Your excellent editorial1 and figures reported by the BBC recently that as many as 1 in 11 adults are prescribed an addictive medication2 suggest that we are in the midst of a sea change in our thinking about chronic pain. For years we have been steadily climbing the defunct WHO analgesic ladder, inexorably gaining more and more medications and their inevitable side effects. It is time for a change.

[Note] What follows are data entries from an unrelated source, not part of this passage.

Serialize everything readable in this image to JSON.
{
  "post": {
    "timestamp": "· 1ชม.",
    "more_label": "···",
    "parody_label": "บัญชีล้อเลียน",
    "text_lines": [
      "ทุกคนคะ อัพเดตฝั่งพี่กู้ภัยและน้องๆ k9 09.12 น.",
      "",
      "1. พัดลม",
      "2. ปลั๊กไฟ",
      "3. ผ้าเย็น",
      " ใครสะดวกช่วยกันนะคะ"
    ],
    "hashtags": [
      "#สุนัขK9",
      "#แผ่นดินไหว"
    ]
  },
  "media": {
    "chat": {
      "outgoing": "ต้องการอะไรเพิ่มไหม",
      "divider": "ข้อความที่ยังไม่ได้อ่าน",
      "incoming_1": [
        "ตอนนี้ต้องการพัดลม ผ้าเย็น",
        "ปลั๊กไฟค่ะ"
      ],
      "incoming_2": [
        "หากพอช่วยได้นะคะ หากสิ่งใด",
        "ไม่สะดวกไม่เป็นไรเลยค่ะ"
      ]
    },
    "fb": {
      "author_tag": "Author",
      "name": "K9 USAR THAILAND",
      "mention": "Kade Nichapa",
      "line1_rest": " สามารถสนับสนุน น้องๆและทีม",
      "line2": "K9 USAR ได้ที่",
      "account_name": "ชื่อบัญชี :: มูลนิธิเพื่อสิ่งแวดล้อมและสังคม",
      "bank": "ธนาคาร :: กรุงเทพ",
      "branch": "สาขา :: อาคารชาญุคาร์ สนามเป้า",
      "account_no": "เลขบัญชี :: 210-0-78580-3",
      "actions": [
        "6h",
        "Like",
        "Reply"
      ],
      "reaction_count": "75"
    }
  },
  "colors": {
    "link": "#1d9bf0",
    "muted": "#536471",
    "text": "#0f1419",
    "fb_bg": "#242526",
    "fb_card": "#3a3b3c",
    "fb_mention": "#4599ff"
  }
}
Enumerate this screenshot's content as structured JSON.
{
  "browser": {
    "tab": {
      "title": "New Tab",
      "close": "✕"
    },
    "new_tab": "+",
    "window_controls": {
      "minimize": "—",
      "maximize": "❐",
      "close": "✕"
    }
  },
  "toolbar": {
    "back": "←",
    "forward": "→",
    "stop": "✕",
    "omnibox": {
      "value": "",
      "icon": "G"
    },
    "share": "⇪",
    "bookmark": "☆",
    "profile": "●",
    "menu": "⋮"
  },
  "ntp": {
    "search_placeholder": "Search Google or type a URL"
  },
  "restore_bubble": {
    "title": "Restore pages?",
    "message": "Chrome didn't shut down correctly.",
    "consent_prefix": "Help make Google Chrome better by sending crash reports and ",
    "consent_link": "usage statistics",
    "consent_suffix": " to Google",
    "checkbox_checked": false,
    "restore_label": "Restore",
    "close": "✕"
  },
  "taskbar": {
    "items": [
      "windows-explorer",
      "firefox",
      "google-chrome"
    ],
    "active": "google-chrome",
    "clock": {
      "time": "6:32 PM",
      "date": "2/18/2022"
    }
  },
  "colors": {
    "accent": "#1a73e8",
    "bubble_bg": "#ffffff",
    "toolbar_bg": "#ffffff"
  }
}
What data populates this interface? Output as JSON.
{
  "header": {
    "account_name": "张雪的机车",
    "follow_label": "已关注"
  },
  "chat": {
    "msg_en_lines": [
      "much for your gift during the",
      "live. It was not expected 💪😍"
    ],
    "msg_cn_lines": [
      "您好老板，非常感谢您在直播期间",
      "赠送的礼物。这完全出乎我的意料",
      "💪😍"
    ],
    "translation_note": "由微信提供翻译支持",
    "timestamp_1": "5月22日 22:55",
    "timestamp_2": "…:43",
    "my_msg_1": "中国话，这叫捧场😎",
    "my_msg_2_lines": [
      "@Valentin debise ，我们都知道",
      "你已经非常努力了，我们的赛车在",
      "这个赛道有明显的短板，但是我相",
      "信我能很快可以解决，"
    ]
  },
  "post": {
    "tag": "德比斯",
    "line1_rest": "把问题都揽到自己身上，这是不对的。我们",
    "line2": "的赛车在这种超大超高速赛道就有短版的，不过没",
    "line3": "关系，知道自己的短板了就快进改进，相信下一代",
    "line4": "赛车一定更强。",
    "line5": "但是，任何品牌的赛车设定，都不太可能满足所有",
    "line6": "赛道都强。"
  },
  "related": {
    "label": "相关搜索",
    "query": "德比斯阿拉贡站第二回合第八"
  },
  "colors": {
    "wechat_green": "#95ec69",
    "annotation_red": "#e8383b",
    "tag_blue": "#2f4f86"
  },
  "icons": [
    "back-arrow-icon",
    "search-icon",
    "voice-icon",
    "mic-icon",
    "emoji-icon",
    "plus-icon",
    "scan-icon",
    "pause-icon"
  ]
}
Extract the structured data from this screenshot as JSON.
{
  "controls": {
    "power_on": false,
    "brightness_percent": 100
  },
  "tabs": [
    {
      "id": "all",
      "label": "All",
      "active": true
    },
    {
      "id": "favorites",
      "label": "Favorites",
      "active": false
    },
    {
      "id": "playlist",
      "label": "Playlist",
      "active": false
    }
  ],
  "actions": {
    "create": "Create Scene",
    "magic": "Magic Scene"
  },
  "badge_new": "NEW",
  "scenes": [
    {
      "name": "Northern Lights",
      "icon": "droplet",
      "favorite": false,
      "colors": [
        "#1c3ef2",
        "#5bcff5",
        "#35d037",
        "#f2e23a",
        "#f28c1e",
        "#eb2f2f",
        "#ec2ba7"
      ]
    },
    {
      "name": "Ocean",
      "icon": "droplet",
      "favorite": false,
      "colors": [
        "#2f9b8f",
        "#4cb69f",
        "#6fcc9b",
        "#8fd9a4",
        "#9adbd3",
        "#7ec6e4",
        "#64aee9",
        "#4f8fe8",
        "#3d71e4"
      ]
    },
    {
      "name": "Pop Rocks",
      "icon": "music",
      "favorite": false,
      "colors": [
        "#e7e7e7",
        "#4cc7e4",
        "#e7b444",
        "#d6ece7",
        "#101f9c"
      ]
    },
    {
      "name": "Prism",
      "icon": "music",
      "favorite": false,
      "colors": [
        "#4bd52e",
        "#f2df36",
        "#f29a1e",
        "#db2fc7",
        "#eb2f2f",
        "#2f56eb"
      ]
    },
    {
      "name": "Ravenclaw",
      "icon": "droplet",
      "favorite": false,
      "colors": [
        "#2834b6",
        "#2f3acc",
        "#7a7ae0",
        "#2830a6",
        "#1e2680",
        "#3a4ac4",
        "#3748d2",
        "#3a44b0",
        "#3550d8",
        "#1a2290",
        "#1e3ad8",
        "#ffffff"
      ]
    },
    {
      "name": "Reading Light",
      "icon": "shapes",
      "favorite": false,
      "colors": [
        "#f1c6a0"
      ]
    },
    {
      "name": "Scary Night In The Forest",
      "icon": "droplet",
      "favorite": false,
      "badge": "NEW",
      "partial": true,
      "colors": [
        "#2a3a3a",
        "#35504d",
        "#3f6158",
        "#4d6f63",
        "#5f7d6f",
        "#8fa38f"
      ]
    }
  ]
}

I am reminded of the wonderful children’s book by Julia Donaldson, A Squash and a Squeeze. In it a woman living in an idyllic rural location is frustrated by her lack of space. She calls a wise old man to help. One by one he introduces more and more animals into her house — first a hen, then a goat, a pig, and finally a dairy cow. Chaos ensues, and the house feels ever smaller and the woman more and more alarmed until she throws her arms into the air, ‘I’m tearing my hair out, I’m down on my knees.’ Yet the wise old man has a plan, for one by one he withdraws the animals … the chaos lifts and the woman is struck by the newly appreciated space in her house.
So I urge you to take off the fentanyl patch … stop the gabapentin … and tramadol … and dihydrocodeine … and codeine. … and see if the fog and chaos lifts. These painkillers are a squash and a squeeze, and it is time for us to act like the wise old man or woman that our patients expect.